Quelle drôle d’idée, tout de même, de fêter ses trente ans avec un mec que l’on connaît à peine ! J’en viens à me rappeler la première fois où j’ai rencontré Juliette. Je revois encore l’arrivée au bureau de cette grande brune au sourire ravageur et à l’empathie contagieuse. Mon instinct de femme m’a incitée à m’en méfier. Elle avait peut-être réussi à se mettre tous les collègues masculins dans la poche en une demi-journée, mais elle ne m’aurait pas comme ça, moi. J’étais restée insensible à son charme, qui ne produisait aucun effet sur moi. Cependant, au bout de deux petites journées, j’avais fini par succomber à mon tour à son humour, à sa simplicité et à sa bienveillance. Le troisième jour, j’étais prête à lui rouler une pelle. Juliette, c’est cette copine que l’on a tous envie d’avoir : toujours de bonne humeur, jamais à court d’idées, dynamique, à l’écoute et super-maman. Un concentré de bonnes ondes.

J’avais été surprise de rencontrer son mari lors d’un barbecue chez ses parents. Le regard éteint, sans grande conversation, il semblait ne s’intéresser à rien et les cinq minutes que j’avais passées avec lui m’avaient paru durer mille ans.

Si Juliette a connu la même sensation pendant ses neuf années de mariage, je peux comprendre son désarroi et son appel au secours. Elle devait suffoquer dans cette bulle artificielle du couple idéal qui la gardait emprisonnée.
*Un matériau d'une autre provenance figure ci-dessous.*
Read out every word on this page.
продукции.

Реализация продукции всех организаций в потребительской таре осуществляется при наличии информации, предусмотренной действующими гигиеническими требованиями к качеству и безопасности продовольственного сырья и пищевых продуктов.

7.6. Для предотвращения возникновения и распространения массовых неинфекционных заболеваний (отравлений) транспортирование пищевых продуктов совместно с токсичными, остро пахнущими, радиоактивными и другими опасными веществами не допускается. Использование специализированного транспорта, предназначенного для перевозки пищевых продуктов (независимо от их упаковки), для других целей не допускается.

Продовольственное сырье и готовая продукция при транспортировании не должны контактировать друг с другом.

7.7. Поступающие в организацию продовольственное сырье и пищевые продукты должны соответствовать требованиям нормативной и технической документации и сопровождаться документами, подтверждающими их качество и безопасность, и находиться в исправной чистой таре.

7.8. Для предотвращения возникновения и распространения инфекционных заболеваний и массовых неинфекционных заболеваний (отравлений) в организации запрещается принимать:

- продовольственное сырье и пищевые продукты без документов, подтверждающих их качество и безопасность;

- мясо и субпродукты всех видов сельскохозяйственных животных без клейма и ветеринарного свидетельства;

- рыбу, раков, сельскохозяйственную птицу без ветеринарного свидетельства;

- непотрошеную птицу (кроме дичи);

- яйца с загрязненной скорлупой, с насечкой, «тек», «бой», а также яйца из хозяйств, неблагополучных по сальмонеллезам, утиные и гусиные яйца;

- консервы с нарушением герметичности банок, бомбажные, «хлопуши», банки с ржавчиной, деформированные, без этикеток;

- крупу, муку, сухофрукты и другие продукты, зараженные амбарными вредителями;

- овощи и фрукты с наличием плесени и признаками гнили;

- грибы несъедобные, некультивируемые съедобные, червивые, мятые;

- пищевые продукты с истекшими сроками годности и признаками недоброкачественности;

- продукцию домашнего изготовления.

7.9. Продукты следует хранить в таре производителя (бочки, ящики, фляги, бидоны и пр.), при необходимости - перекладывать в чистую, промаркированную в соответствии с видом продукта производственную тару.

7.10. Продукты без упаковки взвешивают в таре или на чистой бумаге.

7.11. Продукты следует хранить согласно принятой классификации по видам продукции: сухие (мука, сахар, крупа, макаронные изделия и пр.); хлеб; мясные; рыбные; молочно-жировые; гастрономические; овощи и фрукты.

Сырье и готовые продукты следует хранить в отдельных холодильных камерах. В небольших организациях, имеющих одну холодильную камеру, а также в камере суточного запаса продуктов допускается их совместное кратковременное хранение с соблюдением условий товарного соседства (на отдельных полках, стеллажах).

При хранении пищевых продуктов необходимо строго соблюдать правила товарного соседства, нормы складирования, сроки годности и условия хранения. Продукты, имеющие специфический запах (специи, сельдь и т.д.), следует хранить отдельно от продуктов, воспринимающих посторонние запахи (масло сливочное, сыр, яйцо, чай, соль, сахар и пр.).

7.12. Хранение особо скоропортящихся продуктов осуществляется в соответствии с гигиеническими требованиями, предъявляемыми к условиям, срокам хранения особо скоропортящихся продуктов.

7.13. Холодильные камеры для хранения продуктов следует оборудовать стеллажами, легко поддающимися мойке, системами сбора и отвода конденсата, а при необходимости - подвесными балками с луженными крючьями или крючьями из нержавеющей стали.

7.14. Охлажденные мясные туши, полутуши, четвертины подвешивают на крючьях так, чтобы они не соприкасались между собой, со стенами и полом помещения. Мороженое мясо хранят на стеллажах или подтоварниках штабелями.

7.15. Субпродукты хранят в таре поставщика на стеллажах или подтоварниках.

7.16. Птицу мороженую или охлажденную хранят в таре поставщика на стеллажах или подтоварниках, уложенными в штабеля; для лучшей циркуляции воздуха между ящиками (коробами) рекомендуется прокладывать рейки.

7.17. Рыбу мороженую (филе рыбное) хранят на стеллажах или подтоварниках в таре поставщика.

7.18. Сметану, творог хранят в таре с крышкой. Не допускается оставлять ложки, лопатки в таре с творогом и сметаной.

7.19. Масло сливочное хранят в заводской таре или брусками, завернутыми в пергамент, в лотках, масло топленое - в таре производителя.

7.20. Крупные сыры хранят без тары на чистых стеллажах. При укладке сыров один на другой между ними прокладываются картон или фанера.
J’avais trouvé son mari triste et sans âme, ce qui offrait un contraste assez saisissant entre elle et lui. Je l’avais aussi trouvé très beau mec, mais sa beauté vide ne lui servait à rien tant il irradiait du noir. Juliette me disait souvent qu’ils s’étaient rencontrés trop jeunes et qu’ils étaient devenus trop différents.

Ces derniers temps, je la sens si fragile que je n’ose pas lui dire qu’elle se berce d’illusions et emprunte une fausse route avec Thomas. J’en suis convaincue. Je tente parfois de le lui faire comprendre, à demi-mot, mais je crains que ce ne soit pas toujours suffisant.

Elle a déjà plongé, la tête la première.